Keywords: anxiety, Neuroticism, personality, sex differences, physical strength, formidability, open data, open materials, preregistered

In two studies, grip strength negatively predicted anxiety, and sex differences in anxiety were serially mediated by grip strength and self-perceived formidability. These findings suggest that some sex-based variation in personality may be partly attributable to variation in physical attributes.

These results suggest the testable hypothesis that other psychological and behavioral sex differences could be partly explained by differences in physical attributes. For example, there is evidence that social dominance and aggression—both of which tend to be higher in men—also covary intrasexually with physical strength (Farrington, 1989Gallup et al., 2007Price et al., 2011). Future research might investigate whether these and other psychological sex differences can be partly explained by differences in strength or stature.
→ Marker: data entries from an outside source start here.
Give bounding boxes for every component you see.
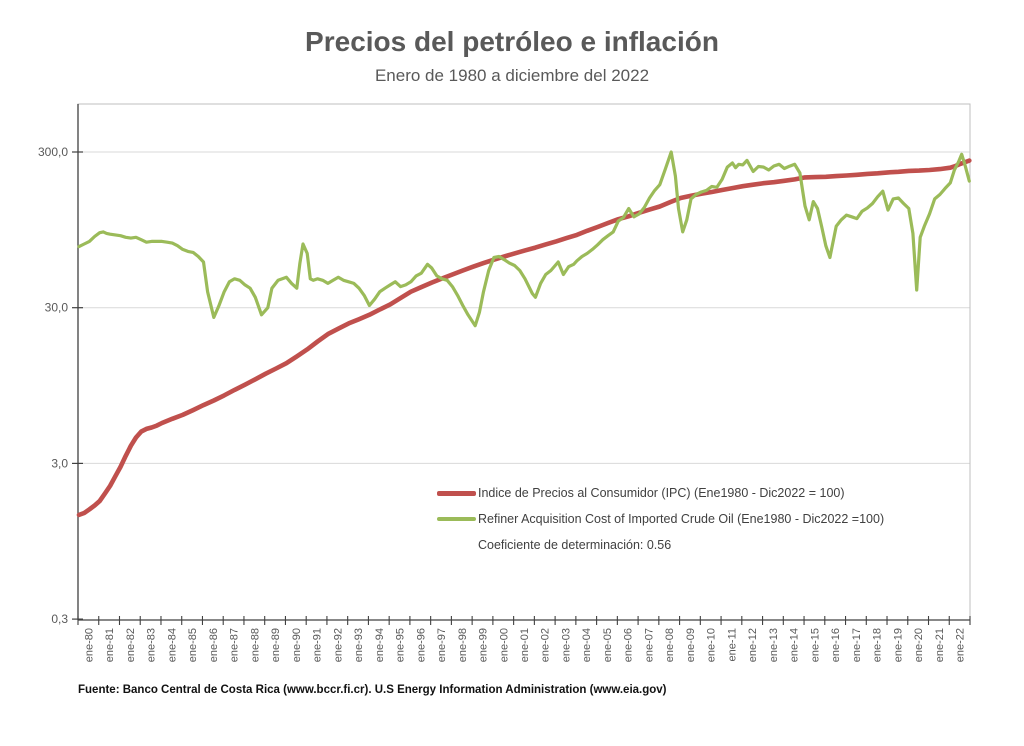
y-tick-label: 0,3 (51, 612, 68, 626)
oil-line (77, 150, 971, 328)
x-tick-label: ene-96 (415, 628, 427, 662)
oil-line-swatch (437, 517, 476, 521)
ipc-line-swatch (437, 490, 476, 496)
x-tick-label: ene-11 (726, 628, 738, 661)
x-tick-label: ene-88 (249, 628, 261, 662)
y-tick-label: 30,0 (45, 301, 69, 315)
x-tick-label: ene-17 (851, 628, 863, 662)
x-tick-label: ene-83 (146, 628, 158, 662)
x-tick-label: ene-12 (747, 628, 759, 662)
legend-label-ipc: Indice de Precios al Consumidor (IPC) (E… (478, 486, 845, 500)
x-tick-label: ene-10 (706, 628, 718, 662)
x-tick-label: ene-86 (208, 628, 220, 662)
x-tick-label: ene-09 (685, 628, 697, 662)
x-tick-label: ene-06 (623, 628, 635, 662)
x-tick-label: ene-14 (789, 628, 801, 662)
x-tick-label: ene-97 (436, 628, 448, 662)
x-tick-label: ene-04 (581, 628, 593, 662)
x-tick-label: ene-81 (104, 628, 116, 662)
x-tick-label: ene-99 (478, 628, 490, 662)
x-tick-label: ene-80 (83, 628, 95, 662)
source-note: Fuente: Banco Central de Costa Rica (www… (78, 684, 667, 696)
legend-item-ipc: Indice de Precios al Consumidor (IPC) (E… (437, 480, 884, 506)
x-tick-label: ene-85 (187, 628, 199, 662)
x-tick-label: ene-22 (955, 628, 967, 662)
x-tick-label: ene-19 (892, 628, 904, 662)
x-tick-label: ene-03 (560, 628, 572, 662)
x-tick-label: ene-20 (913, 628, 925, 662)
x-tick-label: ene-02 (540, 628, 552, 662)
x-tick-label: ene-16 (830, 628, 842, 662)
x-tick-label: ene-87 (229, 628, 241, 662)
x-tick-label: ene-94 (374, 628, 386, 662)
legend-label-oil: Refiner Acquisition Cost of Imported Cru… (478, 512, 885, 526)
x-tick-label: ene-89 (270, 628, 282, 662)
x-tick-label: ene-18 (872, 628, 884, 662)
x-tick-label: ene-21 (934, 628, 946, 662)
page-title: Precios del petróleo e inflación (305, 26, 719, 57)
x-tick-label: ene-90 (291, 628, 303, 662)
chart-legend: Indice de Precios al Consumidor (IPC) (E… (437, 480, 884, 558)
x-tick-label: ene-95 (395, 628, 407, 662)
x-tick-label: ene-15 (809, 628, 821, 662)
x-tick-label: ene-01 (519, 628, 531, 662)
x-tick-label: ene-07 (643, 628, 655, 662)
x-tick-label: ene-82 (125, 628, 137, 662)
legend-item-oil: Refiner Acquisition Cost of Imported Cru… (437, 506, 884, 532)
x-tick-label: ene-08 (664, 628, 676, 662)
y-tick-label: 3,0 (51, 456, 68, 470)
x-tick-label: ene-00 (498, 628, 510, 662)
x-tick-label: ene-05 (602, 628, 614, 662)
legend-item-coefficient: Coeficiente de determinación: 0.56 (437, 532, 884, 558)
x-tick-label: ene-13 (768, 628, 780, 662)
x-tick-label: ene-92 (332, 628, 344, 662)
coefficient-text: Coeficiente de determinación: 0.56 (478, 538, 672, 552)
x-tick-label: ene-84 (166, 628, 178, 662)
ipc-line (76, 158, 972, 518)
x-tick-label: ene-93 (353, 628, 365, 662)
page-subtitle: Enero de 1980 a diciembre del 2022 (374, 66, 650, 85)
x-tick-label: ene-98 (457, 628, 469, 662)
x-tick-label: ene-91 (312, 628, 324, 662)
y-tick-label: 300,0 (38, 145, 68, 159)
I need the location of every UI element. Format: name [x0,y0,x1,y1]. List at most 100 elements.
Important limitations of this work should be noted. First, within-sex associations between strength and anxiety were small and somewhat inconsistent, and sex still accounted for some variance in anxiety beyond that explained by physical strength. Imperfect measurement of the key variables may have contributed to the small effects observed (see the Supplemental Material). Another possible explanation for the small within-sex effects is that the measures of strength and formidability employed here acted as a proxy for another variable, such as health or attractiveness (which both covary with grip strength; see Gallup & Fink, 2018). Although we cannot rule out this explanation, analyses reported in the Supplemental Material found relationships to be robust when controlling for several potential confounds, including body mass index, age, and a measure of self-perceived attractiveness. Similarly, though, these effects could be explained by a common underlying physiological factor, such as developmental testosterone levels (testosterone levels correlate negatively with anxiety in both sexes; see McHenry et al., 2014). Finally, a key limitation relating to the causal interpretation of these findings is that the mediational models presented here use cross-sectional data and cannot alone demonstrate causality. Thus, although the data here are consistent with the hypothesis that lower physical strength leads to higher anxiety, we cannot rule out alternative causal explanations.

Further, several additional questions remain unanswered. Is the association between strength and anxiety best explained by developmental calibration (i.e., people adapting behaviors to their strengths and weaknesses), genetic pleiotropy (i.e., genes associated with physical formidability also being associated with lower dispositional anxiety; see Lukaszewski & Roney, 2011), or facultative epigenetic processes whereby methylation of genes associated with strength also has consequences for anxiety? And, importantly, will these relationships generalize to other cultures, and would effects be larger for cultures and populations in which formidability is a more functional part of social life? Although these and other questions must be addressed in future research, the studies presented here support the hypothesis that sex differences in anxiety can be partly explained by differences in physical strength and self-perceived formidability. These findings suggest that further work on sex differences in personality may benefit from an increased focus on the role of physical attributes.